В домашних делах отец не принимал никакого участия и не имел никакой власти — да он в ней и не нуждался. Женой Сергей Николаевич просто-напросто перестал интересоваться: не спорил и ни во что не вмешивался. Он избрал в отношениях с нею тактику уклончивого смирения, чтобы его оставили в покое и не мешали делать то, что ему хочется. Варвара Петровна в ответ на это, испробовав все, что было в ее силах, застыла в «великолепном и пышном терпении добродетели», в котором, по словам Тургенева, «так много самолюбивой гордости». Она уже не упрекала мужа, перестала устраивать сцены ревности, молча давала ему деньги, молча платила его долги.

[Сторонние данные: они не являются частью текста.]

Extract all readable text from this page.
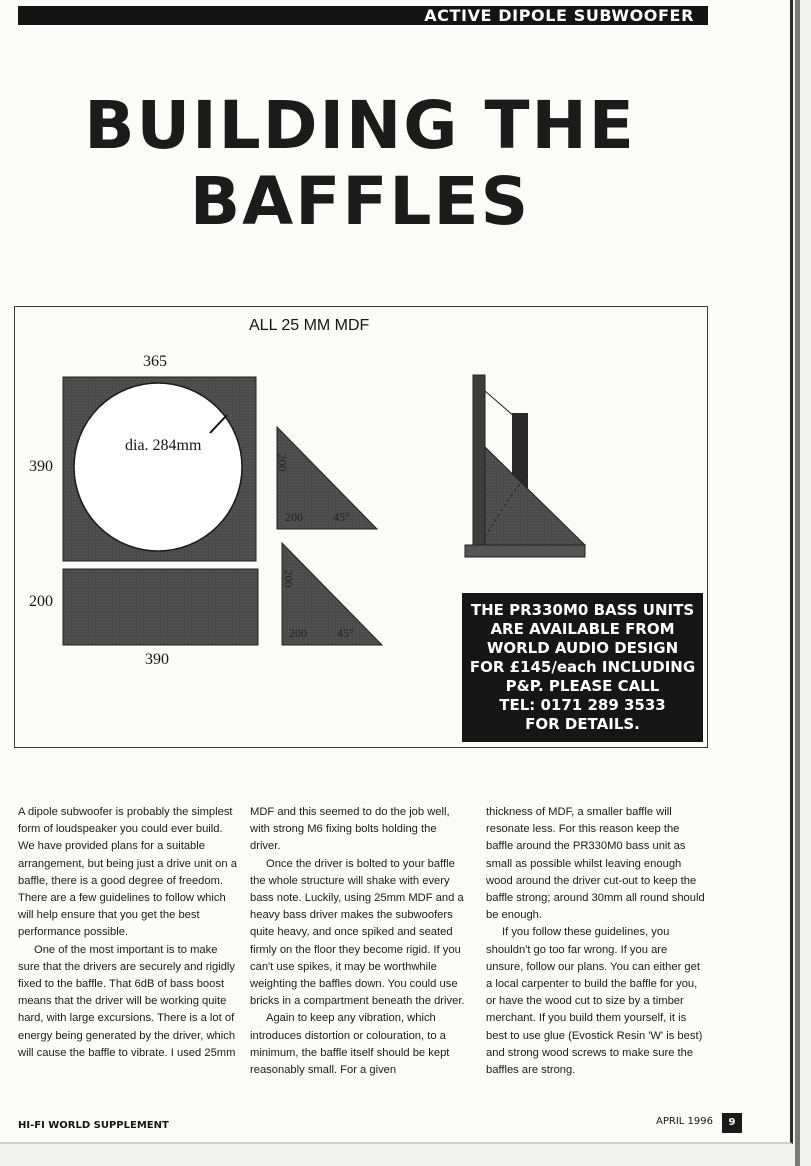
ACTIVE DIPOLE SUBWOOFER
BUILDING THE
BAFFLES
ALL 25 MM MDF
365
390
dia. 284mm
200
390
200
200	45°
200
200	45°
THE PR330M0 BASS UNITS
ARE AVAILABLE FROM
WORLD AUDIO DESIGN
FOR £145/each INCLUDING
P&P. PLEASE CALL
TEL: 0171 289 3533
FOR DETAILS.

A dipole subwoofer is probably the simplest form of loudspeaker you could ever build. We have provided plans for a suitable arrangement, but being just a drive unit on a baffle, there is a good degree of freedom. There are a few guidelines to follow which will help ensure that you get the best performance possible.

One of the most important is to make sure that the drivers are securely and rigidly fixed to the baffle. That 6dB of bass boost means that the driver will be working quite hard, with large excursions. There is a lot of energy being generated by the driver, which will cause the baffle to vibrate. I used 25mm

MDF and this seemed to do the job well, with strong M6 fixing bolts holding the driver.

Once the driver is bolted to your baffle the whole structure will shake with every bass note. Luckily, using 25mm MDF and a heavy bass driver makes the subwoofers quite heavy, and once spiked and seated firmly on the floor they become rigid. If you can't use spikes, it may be worthwhile weighting the baffles down. You could use bricks in a compartment beneath the driver.

Again to keep any vibration, which introduces distortion or colouration, to a minimum, the baffle itself should be kept reasonably small. For a given

thickness of MDF, a smaller baffle will resonate less. For this reason keep the baffle around the PR330M0 bass unit as small as possible whilst leaving enough wood around the driver cut-out to keep the baffle strong; around 30mm all round should be enough.

If you follow these guidelines, you shouldn't go too far wrong. If you are unsure, follow our plans. You can either get a local carpenter to build the baffle for you, or have the wood cut to size by a timber merchant. If you build them yourself, it is best to use glue (Evostick Resin 'W' is best) and strong wood screws to make sure the baffles are strong.

HI-FI WORLD SUPPLEMENT	APRIL 1996	9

Иногда в Сергее Николаевиче прорывалось какое-то быстрое и порывистое отцовское чувство. «Тогда на его каменном лице появлялась трогательная улыбка, окруженные тонкими морщинами голубые глаза светились любовью к сыну». Но когда торопливая ласка истощалась, вновь весь его облик принимал какое-то строгое, холодное и отдаленное выражение. В повести «Первая любовь», автобиографичной от первой до последней страницы, Тургенев писал: «Странное влияние имел на меня отец — и странные были наши отношения. Он почти не занимался моим воспитанием, но никогда не оскорблял меня; он уважал мою свободу — он даже был, если можно так выразиться, вежлив со мною... Только он не допускал меня до себя. Я любил его, я любовался им, он казался мне образцом мужчины — и, боже мой, как бы я страстно к нему привязался, если б я постоянно не чувствовал его отклоняющей руки! Зато, когда он хотел, он умел почти мгновенно, одним словом, одним движением возбудить во мне неограниченное доверие к себе. Душа моя раскрывалась — я болтал с ним, как с разумным другом, как с снисходительным наставником... Потом он так же внезапно покидал меня — и рука его опять отклоняла меня, ласково и мягко, но отклоняла.
На него находила иногда веселость, и тогда он готов был резвиться и шалить со мной, как мальчик (он любил всякое сильное телесное движение); раз — всего только раз! — он приласкал меня с такою нежностью, что я чуть не заплакал... Но и веселость его и нежность исчезали без следа — и то, что происходило между нами, не давало мне никаких надежд на будущее, точно я все это во сне видел. Бывало, стану я рассматривать его умное, красивое, светлое лицо... сердце мое задрожит, и все существо мое устремится к нему... он словно почувствует, что во мне происходит, мимоходом потреплет меня по щеке — и либо уйдет, либо займется чем-нибудь, либо вдруг весь застынет, как он один умел застывать, и я тотчас же сожмусь и тоже похолодею. Редкие припадки его расположения ко мне никогда не были вызваны моими безмолвными, но понятными мольбами: они приходили всегда неожиданно. Размышляя впоследствии о характере моего отца, я пришел к такому заключению, что ему было не до меня и не до семейной жизни; он любил другое и насладился этим другим вполне. «Сам бери, что можешь, а в руки не давайся; самому себе принадлежать — в этом вся штука жизни», — сказал он мне однажды».